1960年代終わりのアメリカ・メイン州。人里離れた村にある古めかしい屋敷にマローボーン家の優しい母ローズ(ニコラ・ハリソン)と子どもら4人、長男ジャック(ジョージ・マッケイ)、長女ジェーン(ミア・ゴス)、次男ビリー(チャーリー・ヒートン)、末っ子サム(マシュー・スタッグ)が越してきた。
一家は祖国イギリスでの悲惨な過去を捨てて、新しく人生を踏み出そうと母ローズの昔住んでいた家に帰って来たのだ。しかし彼女は間もなく病でこの世を去ってしまった。
息をひきとる前に長男のジャックに「あなたが21歳になるまでは私の死は伏せておくように、私は庭の木の根元に埋めてくれ」と言い残した。
だが、途方にくれる4人の前に突然、父(トム・フィッシャー)がイギリスからやって来て……。
どこまでストーリーを書いていいのか迷っている。チラシに書いてあることはネタバレではないにしても、マローボーン家の父のことは秘密にしたいと思う。
長男ジャックは18か19歳で、21歳まで母の死を隠す(それまでに母親死亡とわかると、子らは孤児院や里子に出されてバラバラになってしまうからだろう)だけでも相当大変なことだ。
この責任感の強いジャックはの弟妹たちに5つの掟を守らせる。
「成人になるまでは屋敷を離れてはいけない」「鏡を見てはならない」「屋根裏部屋に近づいてはならない」「血で汚された箱に触れてはならない」「「何か」に見つかったら砦に避難しなくてはならない」という掟だ。

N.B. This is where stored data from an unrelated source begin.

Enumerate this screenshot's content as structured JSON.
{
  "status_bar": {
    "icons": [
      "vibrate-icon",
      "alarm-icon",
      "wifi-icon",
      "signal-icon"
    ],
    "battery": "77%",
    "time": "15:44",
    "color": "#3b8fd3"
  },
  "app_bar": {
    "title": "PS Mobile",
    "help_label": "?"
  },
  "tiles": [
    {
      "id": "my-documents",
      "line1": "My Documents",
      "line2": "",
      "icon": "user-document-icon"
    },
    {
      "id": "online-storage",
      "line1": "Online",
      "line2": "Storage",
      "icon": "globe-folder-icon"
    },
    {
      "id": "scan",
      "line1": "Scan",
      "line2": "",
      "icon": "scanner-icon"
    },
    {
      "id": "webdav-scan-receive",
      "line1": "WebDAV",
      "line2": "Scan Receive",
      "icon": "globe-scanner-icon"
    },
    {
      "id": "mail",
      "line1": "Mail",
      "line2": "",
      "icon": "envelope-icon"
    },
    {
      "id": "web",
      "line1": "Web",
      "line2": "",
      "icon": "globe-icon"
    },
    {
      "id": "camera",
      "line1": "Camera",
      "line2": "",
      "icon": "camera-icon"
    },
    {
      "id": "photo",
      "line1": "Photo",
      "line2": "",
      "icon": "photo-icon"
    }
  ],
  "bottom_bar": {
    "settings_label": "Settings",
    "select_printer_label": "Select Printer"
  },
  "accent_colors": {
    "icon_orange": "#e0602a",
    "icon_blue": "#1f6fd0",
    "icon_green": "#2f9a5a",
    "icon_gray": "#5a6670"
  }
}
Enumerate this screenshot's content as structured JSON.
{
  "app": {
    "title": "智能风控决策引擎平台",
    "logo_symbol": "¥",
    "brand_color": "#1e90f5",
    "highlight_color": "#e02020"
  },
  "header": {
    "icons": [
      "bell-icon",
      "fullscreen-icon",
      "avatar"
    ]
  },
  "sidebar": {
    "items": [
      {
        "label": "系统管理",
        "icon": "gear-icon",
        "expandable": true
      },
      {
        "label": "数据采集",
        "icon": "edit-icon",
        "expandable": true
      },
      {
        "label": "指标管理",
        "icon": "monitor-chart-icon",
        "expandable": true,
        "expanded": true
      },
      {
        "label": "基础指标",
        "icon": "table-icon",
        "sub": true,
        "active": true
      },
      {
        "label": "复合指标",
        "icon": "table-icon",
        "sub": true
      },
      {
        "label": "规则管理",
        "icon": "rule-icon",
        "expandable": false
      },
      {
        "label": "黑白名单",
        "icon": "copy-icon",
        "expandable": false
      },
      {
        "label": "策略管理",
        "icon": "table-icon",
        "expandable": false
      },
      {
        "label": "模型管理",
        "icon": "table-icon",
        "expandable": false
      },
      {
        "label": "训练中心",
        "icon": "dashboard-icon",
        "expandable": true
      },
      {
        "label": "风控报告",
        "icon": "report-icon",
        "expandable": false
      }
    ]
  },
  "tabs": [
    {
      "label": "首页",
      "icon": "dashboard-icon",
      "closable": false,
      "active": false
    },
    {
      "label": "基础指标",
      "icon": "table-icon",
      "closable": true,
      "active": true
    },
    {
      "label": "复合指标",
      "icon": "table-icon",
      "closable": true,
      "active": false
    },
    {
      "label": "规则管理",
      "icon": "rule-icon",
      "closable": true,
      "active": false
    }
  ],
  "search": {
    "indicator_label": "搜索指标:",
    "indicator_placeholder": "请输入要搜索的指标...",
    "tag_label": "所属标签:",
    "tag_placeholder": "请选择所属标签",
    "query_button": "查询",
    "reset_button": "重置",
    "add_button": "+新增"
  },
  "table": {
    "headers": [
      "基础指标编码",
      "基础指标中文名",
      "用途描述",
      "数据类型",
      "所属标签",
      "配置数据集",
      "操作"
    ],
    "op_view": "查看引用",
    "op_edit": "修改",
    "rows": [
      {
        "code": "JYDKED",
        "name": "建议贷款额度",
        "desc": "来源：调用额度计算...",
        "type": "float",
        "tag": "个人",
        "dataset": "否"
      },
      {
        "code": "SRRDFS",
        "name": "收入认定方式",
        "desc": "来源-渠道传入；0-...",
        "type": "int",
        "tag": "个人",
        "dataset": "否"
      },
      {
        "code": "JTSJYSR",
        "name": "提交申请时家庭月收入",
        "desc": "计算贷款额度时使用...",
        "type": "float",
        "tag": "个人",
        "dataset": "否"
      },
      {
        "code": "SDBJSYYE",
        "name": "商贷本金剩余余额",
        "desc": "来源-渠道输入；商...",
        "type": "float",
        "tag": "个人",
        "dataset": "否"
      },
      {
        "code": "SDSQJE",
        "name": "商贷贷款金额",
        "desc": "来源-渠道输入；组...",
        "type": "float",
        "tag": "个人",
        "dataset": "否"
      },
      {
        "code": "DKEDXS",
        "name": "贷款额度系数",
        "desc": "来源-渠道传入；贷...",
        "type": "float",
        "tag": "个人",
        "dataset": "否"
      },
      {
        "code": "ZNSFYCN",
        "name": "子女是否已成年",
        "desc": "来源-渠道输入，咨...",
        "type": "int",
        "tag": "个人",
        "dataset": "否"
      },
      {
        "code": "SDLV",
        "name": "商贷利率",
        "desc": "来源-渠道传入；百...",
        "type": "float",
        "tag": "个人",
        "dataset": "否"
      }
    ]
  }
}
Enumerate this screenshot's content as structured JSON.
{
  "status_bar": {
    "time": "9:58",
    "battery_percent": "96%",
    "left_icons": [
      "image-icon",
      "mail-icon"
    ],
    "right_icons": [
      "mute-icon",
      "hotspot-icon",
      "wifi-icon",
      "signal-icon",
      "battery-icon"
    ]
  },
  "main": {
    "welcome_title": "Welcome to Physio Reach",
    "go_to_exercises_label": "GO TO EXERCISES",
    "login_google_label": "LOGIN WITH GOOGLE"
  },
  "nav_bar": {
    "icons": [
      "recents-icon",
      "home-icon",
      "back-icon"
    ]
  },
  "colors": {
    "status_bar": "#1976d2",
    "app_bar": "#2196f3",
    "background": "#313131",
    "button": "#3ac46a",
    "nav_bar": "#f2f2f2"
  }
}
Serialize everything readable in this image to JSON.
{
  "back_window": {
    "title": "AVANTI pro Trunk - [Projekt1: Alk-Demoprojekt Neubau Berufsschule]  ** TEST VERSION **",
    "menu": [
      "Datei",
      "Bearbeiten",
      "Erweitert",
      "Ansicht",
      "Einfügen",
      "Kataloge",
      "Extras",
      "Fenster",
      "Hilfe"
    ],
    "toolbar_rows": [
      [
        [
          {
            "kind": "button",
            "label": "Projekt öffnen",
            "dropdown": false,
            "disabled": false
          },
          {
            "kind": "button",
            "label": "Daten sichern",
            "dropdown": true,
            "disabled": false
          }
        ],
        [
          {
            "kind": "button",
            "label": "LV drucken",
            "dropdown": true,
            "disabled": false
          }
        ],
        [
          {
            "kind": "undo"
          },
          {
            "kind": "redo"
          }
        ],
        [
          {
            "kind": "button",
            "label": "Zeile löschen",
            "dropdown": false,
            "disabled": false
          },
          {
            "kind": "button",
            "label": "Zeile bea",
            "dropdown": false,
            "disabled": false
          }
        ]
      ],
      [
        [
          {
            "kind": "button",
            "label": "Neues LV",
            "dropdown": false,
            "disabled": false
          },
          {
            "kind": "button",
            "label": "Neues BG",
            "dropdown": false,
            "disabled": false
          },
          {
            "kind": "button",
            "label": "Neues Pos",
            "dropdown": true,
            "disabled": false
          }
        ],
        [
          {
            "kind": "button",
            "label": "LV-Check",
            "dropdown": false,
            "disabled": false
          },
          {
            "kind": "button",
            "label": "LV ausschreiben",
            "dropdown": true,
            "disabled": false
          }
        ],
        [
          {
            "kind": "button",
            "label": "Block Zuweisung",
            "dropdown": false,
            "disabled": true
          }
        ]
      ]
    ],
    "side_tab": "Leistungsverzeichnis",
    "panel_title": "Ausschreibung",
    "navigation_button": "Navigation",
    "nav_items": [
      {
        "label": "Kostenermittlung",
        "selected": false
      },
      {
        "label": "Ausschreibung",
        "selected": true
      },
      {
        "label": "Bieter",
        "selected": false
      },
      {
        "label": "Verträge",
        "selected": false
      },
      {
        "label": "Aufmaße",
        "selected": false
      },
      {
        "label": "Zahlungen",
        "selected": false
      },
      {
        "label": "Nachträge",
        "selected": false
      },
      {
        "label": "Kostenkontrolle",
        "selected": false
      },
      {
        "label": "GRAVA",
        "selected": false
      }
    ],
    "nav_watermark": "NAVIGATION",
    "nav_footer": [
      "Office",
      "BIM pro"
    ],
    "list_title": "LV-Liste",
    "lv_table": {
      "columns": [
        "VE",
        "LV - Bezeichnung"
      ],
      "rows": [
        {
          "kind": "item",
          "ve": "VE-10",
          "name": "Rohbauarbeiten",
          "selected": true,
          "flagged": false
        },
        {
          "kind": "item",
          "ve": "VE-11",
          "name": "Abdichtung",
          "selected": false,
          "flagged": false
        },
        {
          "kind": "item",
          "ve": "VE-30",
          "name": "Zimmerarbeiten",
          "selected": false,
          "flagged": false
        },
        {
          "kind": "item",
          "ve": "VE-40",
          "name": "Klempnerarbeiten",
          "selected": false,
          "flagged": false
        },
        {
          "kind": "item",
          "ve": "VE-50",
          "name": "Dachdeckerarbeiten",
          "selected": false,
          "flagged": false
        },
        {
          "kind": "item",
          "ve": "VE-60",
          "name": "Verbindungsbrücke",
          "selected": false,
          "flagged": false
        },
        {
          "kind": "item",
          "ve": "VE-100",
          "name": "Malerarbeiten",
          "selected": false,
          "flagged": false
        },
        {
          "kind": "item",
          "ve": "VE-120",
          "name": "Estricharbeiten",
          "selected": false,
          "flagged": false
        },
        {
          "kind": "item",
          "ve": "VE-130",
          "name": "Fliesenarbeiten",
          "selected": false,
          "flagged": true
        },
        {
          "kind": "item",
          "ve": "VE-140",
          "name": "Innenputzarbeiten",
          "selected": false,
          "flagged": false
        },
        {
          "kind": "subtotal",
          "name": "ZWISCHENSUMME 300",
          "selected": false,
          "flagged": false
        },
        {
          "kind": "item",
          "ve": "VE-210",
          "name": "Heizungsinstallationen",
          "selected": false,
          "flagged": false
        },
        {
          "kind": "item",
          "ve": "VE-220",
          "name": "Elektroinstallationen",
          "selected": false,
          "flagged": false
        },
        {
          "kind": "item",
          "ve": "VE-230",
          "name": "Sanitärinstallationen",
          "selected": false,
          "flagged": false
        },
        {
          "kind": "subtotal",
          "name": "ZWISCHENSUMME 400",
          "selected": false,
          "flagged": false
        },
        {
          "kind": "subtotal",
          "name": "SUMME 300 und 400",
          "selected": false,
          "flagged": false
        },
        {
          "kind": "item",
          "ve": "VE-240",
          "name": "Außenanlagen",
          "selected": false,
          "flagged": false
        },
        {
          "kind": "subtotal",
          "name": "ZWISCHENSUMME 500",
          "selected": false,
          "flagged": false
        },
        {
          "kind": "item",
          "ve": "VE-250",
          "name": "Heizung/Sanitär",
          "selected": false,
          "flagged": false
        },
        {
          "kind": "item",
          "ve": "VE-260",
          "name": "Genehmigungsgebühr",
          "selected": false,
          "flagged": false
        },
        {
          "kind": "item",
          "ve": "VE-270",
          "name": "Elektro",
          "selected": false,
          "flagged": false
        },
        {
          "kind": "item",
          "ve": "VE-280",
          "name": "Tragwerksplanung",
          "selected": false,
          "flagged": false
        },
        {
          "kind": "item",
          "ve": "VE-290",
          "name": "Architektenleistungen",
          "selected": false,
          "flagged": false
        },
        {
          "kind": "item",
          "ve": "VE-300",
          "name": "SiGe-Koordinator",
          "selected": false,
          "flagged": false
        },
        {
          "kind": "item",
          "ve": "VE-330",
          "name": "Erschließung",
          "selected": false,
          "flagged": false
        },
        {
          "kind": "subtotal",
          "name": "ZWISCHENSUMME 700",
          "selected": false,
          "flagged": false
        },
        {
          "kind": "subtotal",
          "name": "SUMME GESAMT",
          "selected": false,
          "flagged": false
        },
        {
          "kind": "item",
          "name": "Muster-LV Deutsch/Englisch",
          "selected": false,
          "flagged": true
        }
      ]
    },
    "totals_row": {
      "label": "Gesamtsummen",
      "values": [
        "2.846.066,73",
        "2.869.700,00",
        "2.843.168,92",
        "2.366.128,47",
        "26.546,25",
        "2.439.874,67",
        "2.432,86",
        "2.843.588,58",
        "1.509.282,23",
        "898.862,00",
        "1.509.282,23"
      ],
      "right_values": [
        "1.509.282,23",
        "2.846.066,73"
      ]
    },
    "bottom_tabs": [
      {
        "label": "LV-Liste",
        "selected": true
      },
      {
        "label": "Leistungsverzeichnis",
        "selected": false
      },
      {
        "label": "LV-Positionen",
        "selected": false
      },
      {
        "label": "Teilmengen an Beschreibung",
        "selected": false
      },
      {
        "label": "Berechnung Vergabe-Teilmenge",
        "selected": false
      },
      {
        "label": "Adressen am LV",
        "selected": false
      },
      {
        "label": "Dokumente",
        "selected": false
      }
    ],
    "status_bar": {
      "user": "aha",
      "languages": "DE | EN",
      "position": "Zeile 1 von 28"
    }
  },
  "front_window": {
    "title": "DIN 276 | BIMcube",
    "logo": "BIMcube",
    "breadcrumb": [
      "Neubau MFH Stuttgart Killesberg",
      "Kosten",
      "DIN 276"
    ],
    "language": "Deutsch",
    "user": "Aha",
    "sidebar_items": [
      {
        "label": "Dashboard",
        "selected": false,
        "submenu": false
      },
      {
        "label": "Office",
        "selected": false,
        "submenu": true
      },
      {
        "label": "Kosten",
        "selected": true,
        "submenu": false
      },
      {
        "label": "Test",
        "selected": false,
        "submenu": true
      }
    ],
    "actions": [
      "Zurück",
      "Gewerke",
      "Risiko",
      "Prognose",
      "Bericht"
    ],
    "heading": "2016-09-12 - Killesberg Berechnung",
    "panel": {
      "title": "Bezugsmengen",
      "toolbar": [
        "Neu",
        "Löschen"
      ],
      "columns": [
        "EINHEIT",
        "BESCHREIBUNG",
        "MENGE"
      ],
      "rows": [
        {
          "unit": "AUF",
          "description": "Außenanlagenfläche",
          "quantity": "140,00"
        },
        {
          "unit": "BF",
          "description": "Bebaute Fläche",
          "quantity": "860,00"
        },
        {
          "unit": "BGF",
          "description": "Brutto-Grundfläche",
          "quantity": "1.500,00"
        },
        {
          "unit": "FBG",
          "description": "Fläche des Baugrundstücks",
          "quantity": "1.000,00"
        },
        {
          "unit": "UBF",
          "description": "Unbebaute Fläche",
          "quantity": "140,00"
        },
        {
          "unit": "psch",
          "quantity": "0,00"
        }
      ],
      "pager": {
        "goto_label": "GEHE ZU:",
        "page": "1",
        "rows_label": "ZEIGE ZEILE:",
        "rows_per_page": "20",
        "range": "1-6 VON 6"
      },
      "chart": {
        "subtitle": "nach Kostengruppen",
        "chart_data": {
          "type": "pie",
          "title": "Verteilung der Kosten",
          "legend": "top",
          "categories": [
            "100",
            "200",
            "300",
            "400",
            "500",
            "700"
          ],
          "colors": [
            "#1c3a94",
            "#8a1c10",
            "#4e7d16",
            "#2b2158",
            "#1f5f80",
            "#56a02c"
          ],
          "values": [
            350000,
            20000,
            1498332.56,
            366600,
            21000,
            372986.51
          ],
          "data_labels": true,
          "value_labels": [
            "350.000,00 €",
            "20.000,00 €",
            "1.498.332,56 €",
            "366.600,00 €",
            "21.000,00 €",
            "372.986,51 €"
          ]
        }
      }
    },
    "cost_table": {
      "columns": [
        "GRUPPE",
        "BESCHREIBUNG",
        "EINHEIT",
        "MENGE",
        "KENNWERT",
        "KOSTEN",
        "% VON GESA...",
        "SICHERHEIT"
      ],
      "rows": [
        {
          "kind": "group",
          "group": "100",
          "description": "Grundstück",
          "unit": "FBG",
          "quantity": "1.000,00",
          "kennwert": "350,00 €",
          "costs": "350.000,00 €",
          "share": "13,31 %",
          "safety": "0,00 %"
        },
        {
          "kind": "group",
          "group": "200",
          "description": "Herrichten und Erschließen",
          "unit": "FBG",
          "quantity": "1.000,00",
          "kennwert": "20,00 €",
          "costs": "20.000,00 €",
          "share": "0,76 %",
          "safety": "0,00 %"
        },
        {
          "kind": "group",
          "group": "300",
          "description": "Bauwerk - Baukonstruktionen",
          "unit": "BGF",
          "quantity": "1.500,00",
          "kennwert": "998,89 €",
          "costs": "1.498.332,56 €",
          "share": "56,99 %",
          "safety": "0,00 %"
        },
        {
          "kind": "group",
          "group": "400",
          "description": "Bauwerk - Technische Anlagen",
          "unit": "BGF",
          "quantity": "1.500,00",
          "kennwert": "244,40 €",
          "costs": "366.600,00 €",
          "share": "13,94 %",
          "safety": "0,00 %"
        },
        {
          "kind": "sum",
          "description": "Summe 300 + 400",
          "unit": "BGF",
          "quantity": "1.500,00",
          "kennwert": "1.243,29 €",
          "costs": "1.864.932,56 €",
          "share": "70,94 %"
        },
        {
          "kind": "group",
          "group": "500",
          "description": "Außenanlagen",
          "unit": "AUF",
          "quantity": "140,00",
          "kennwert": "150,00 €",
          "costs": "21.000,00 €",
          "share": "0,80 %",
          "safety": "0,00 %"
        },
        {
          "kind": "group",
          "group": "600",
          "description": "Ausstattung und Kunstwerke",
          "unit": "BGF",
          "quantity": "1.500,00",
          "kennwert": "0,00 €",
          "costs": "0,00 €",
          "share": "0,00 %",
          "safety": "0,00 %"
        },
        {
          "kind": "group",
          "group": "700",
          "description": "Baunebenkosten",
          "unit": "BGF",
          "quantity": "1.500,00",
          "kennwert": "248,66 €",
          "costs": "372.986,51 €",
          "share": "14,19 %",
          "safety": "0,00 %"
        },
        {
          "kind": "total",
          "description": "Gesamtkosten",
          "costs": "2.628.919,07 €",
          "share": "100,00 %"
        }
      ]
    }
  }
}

そんなジャックの楽しみは図書館に勤める少女アリー(アニャ・テイラー=ジョイ)とたまに村に下りた時に会うことだけ。夜になるとお互いの存在を光で合図しあっている。
全般的にいえばホラー映画だが、村の商店、図書館、弁護士の出方などが現実的に描かれているので、それが恐怖で固まった身を和らげてくれる。
🌟4人のマローボーン家の子どもたち、そしてアリーの瑞々しい演技が印象的だった。